Fowler contempló a la joven, cuyo rostro iba poco a poco recuperando la normalidad.
—Gracias por lo que ha hecho, doctora. No lo olvidaré.
—No se preocupe —dijo Harel, quien consciente del peligro que habían pasado comenzaba a temblar.
—¿Le quedarán secuelas?
—No. Ahora su cuerpo puede luchar contra el veneno. —Alzó una de las ampollas verdes—. Esto es adrenalina pura, igualito que un zafarrancho de combate para su sistema. Todos los órganos de su cuerpo funcionan al doble de su rendimiento, además de evitar que se ahogue a sí mismo, que es lo que hacen los choques anafilácticos. Estará bien dentro de un par de horas, aunque se sentirá hecha una mierda.
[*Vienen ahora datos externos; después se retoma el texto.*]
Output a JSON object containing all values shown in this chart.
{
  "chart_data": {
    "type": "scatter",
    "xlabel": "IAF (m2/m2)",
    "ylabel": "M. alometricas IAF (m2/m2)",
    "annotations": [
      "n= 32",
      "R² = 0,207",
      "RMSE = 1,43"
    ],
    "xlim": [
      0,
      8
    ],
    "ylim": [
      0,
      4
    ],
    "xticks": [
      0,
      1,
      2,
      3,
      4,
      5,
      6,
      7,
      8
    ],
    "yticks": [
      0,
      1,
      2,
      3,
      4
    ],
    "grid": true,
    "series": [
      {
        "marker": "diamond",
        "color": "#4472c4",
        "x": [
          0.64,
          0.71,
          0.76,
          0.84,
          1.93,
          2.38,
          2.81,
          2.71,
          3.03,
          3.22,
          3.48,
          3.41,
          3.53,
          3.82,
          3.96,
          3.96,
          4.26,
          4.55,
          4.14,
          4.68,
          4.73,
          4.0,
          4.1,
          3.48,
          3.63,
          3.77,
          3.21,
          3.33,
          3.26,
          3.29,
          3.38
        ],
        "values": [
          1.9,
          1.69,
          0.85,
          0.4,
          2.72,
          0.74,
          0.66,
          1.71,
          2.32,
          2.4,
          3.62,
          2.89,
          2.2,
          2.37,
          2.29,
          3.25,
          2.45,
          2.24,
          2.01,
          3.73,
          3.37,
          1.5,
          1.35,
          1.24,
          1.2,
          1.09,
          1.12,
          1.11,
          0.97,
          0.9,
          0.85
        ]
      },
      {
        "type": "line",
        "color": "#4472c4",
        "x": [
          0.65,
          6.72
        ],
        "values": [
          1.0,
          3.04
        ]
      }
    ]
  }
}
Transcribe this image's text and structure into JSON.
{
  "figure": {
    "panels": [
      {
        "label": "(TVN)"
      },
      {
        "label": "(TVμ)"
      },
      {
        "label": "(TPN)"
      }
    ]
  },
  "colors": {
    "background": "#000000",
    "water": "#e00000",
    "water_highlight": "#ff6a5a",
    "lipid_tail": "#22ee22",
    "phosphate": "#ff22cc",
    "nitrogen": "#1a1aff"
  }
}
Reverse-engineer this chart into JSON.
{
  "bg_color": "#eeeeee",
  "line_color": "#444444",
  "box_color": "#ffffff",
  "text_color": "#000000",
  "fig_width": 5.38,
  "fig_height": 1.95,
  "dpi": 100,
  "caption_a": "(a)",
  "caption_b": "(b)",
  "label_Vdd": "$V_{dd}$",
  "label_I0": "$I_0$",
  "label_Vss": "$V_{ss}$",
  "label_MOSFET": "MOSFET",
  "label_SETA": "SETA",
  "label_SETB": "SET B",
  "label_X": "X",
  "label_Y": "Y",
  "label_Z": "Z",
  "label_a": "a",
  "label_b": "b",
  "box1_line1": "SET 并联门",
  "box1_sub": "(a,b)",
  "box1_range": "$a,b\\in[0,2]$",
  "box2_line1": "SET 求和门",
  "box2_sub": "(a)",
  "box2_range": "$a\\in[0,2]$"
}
El rostro de Fowler se relajó en parte. Luego señaló a la puerta.
—¿Piensa lo mismo que yo?
—No soy idiota, padre. He hecho cientos de excursiones al desierto en mi país. Lo último que hago por las noches es comprobar las entradas. Dos veces. Y esta tienda es más hermética que el bolsillo del Tío Gilito.
—Tres escorpiones. A la vez. En plena noche…
—Sí, padre. Esta es la segunda vez que intentan matar a Andrea.